When, after some minutes of scouting, he reached the gate and had a view of the road, he rather expected to see the motor-car lying in fragments in Watling Street, with, possibly, a couple of mangled corpses in the near neighbourhood, and a self-satisfied elephant dominating the picture. But his horrid premonitions were falsified.. The keeper had clearly proved the superiority of man over the brute creation; he was astride the neck of the obstreperous elephant, and the herd were trampling, with their soft, flabby footfalls, down Watling Street, along the sloping embankment, into the deep, broad valley which separates Dunstable from the belt of villages to the north of it. The lady with the motor-car stood quiescent in the road. She had got safely out of her chalk-pit, and was now waiting for the elephants to disappear before proceeding on her journey. Richard hesitated whether to return and examine the chalk-pit or to keep in touch with the lady. What any creature—especially a woman, and a young woman—could be doing with a motor-car in a chalk-pit in the middle of the night passed his wit to conceive. Nor could he imagine how any sane driver of a motor-car could take his car down such a steep slope as that cart-track with the least hope of getting it up again without the assistance of an elephant, or at least a team of horses. She must surely have been urged by the very strongest reasons to descend into the pit. What were those reasons? He wanted badly to examine the chalk-pit at once, but he decided ultimately that it would be better to watch the lady—‘Craig’s girl.’ The chalk-pit would always remain where it was, whereas the lady, undoubtedly an erratic individuality, might be at the other end of the world by breakfast-time. He crept back to his own car, found it unharmed in the deep shadow where he had left it, and mounted.

By this time the elephant herd had accomplished a good quarter of a mile down the gradual declivity of the embankment. ‘Craig’s girl’ started her car and followed gently. It seemed, in the profound silence of the night, that the spit, spit of her engine must be heard for miles and miles around. Richard started his own car, and rolled noiselessly in the traces of his forerunner. The surface of the road was perfect—for the Bedfordshire County Council takes a proper pride in its share of this national thoroughfare—and the vehicles moved with admirable ease, Richard’s being about a couple of hundred yards in the rear. Just at the top of the embankment is a tiny village, appropriately called Chalk Hill, and this village possesses a post pillar-box, a Wesleyan chapel of the size of a cottage, and an inn—the Green Man. As Richard swung past the Green Man a head popped out of one of its windows.

‘Anything wrong?’ asked a man.

‘No,’ said Richard, stopping his car and lowering his voice to a whisper, lest the girl in front should hear and turn round. ‘Go back to bed,’ he added.

‘Go to bed yourself,’ the man said, apparently angry at this injunction. ‘You circus-folk, you’ve got motor-cars now; as if camels and alligators wasn’t enough, you’ve got motorcars a-grunting and a-rattling. Three blessed hours you’ve been a-passing this house, and my wife down with erysipelas.’

Grumbling, the man closed the window. Richard laughed at being identified with the retinue of Bosco’s circus. He felt that it was an honour, for in the eyes of the village these circus-folk move always in an atmosphere of glory and splendour and freedom.

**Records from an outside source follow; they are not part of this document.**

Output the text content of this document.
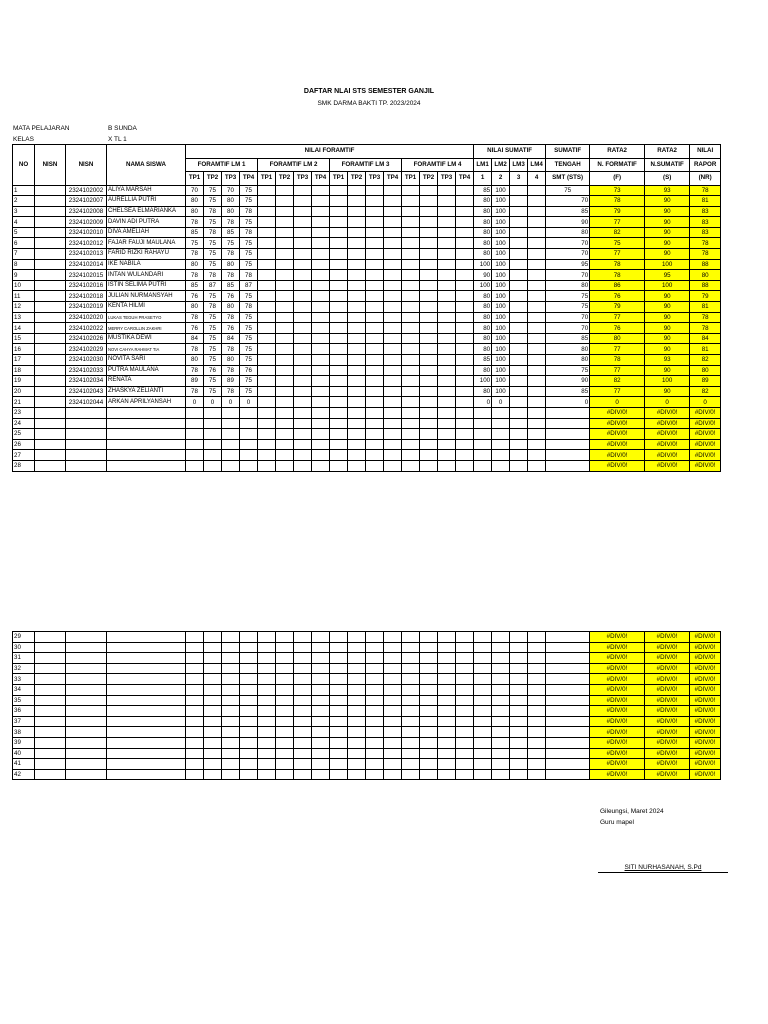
DAFTAR NLAI STS SEMESTER GANJIL
SMK DARMA BAKTI TP. 2023/2024
MATA PELAJARAN	B SUNDA
KELAS	X TL 1
NO	NISN	NISN	NAMA SISWA	NILAI FORAMTIF																NILAI SUMATIF				SUMATIF	RATA2	RATA2	NILAI
				FORAMTIF LM 1				FORAMTIF LM 2				FORAMTIF LM 3				FORAMTIF LM 4				LM1	LM2	LM3	LM4	TENGAH	N. FORMATIF	N.SUMATIF	RAPOR
				TP1	TP2	TP3	TP4	TP1	TP2	TP3	TP4	TP1	TP2	TP3	TP4	TP1	TP2	TP3	TP4	1	2	3	4	SMT (STS)	(F)	(S)	(NR)
1		2324102002	ALIYA MARSAH	70	75	70	75													85	100			75	73	93	78
2		2324102007	AURELLIA PUTRI	80	75	80	75													80	100			70	78	90	81
3		2324102008	CHELSEA ELMARIANKA	80	78	80	78													80	100			85	79	90	83
4		2324102009	DAVIN ADI PUTRA	78	75	78	75													80	100			90	77	90	83
5		2324102010	DIVA AMELIAH	85	78	85	78													80	100			80	82	90	83
6		2324102012	FAJAR FAUJI MAULANA	75	75	75	75													80	100			70	75	90	78
7		2324102013	FARID RIZKI RAHAYU	78	75	78	75													80	100			70	77	90	78
8		2324102014	IKE NABILA	80	75	80	75													100	100			95	78	100	88
9		2324102015	INTAN WULANDARI	78	78	78	78													90	100			70	78	95	80
10		2324102016	ISTIN SELIMA PUTRI	85	87	85	87													100	100			80	86	100	88
11		2324102018	JULIAN NURMANSYAH	76	75	76	75													80	100			75	76	90	79
12		2324102019	KENTA HILMI	80	78	80	78													80	100			75	79	90	81
13		2324102020	LUKAS TEGUH PRASETYO	78	75	78	75													80	100			70	77	90	78
14		2324102022	MERRY CAROLLIN ZAKHRI	76	75	76	75													80	100			70	76	90	78
15		2324102026	MUSTIKA DEWI	84	75	84	75													80	100			85	80	90	84
16		2324102029	NOVI CAHYA RAHMAT TIA	78	75	78	75													80	100			80	77	90	81
17		2324102030	NOVITA SARI	80	75	80	75													85	100			80	78	93	82
18		2324102033	PUTRA MAULANA	78	76	78	76													80	100			75	77	90	80
19		2324102034	RENATA	89	75	89	75													100	100			90	82	100	89
20		2324102043	ZHASKYA ZELIANTI	78	75	78	75													80	100			85	77	90	82
21		2324102044	ARKAN APRILYANSAH	0	0	0	0													0	0			0	0	0	0
23																									#DIV/0!	#DIV/0!	#DIV/0!
24																									#DIV/0!	#DIV/0!	#DIV/0!
25																									#DIV/0!	#DIV/0!	#DIV/0!
26																									#DIV/0!	#DIV/0!	#DIV/0!
27																									#DIV/0!	#DIV/0!	#DIV/0!
28																									#DIV/0!	#DIV/0!	#DIV/0!
29																									#DIV/0!	#DIV/0!	#DIV/0!
30																									#DIV/0!	#DIV/0!	#DIV/0!
31																									#DIV/0!	#DIV/0!	#DIV/0!
32																									#DIV/0!	#DIV/0!	#DIV/0!
33																									#DIV/0!	#DIV/0!	#DIV/0!
34																									#DIV/0!	#DIV/0!	#DIV/0!
35																									#DIV/0!	#DIV/0!	#DIV/0!
36																									#DIV/0!	#DIV/0!	#DIV/0!
37																									#DIV/0!	#DIV/0!	#DIV/0!
38																									#DIV/0!	#DIV/0!	#DIV/0!
39																									#DIV/0!	#DIV/0!	#DIV/0!
40																									#DIV/0!	#DIV/0!	#DIV/0!
41																									#DIV/0!	#DIV/0!	#DIV/0!
42																									#DIV/0!	#DIV/0!	#DIV/0!
Gileungsi, Maret 2024
Guru mapel
SITI NURHASANAH, S.Pd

He passed on. The girl in front was gradually overtaking the elephants, which were scattered across the width of the road. Suddenly one of them turned—the one ridden by the keeper—and charged furiously back, followed more slowly by the others. Evidently the sound of the spit, spit of the motor-car had renewed the animal’s anger. Perhaps it thought: ‘I will end this spit, spit once for all.’ Whatever the brute’s thoughts, the keeper could not dissuade it from its intentions, though Richard could see him prodding it behind the ear with a goad. The girl, ‘Craig’s girl,’ perceived the danger which she ran, and, after a moment’s vacillation, began to wheel round, with the object of flying before this terrible elephantine wrath. But that moment’s vacillation was her undoing. Ere she could get the machine headed straight in the opposite direction the elephant was upon her and her car. Richard trembled with apprehension, for the situation was in truth appalling. With a single effort the elephant might easily have pitched both girl and car down the steep side of the embankment, which was protected only by a thin iron rail. Richard stopped his own car and waited. He could do nothing whatever, and he judged that the presence of himself and another car in the dreadful altercation might lead even to further disasters.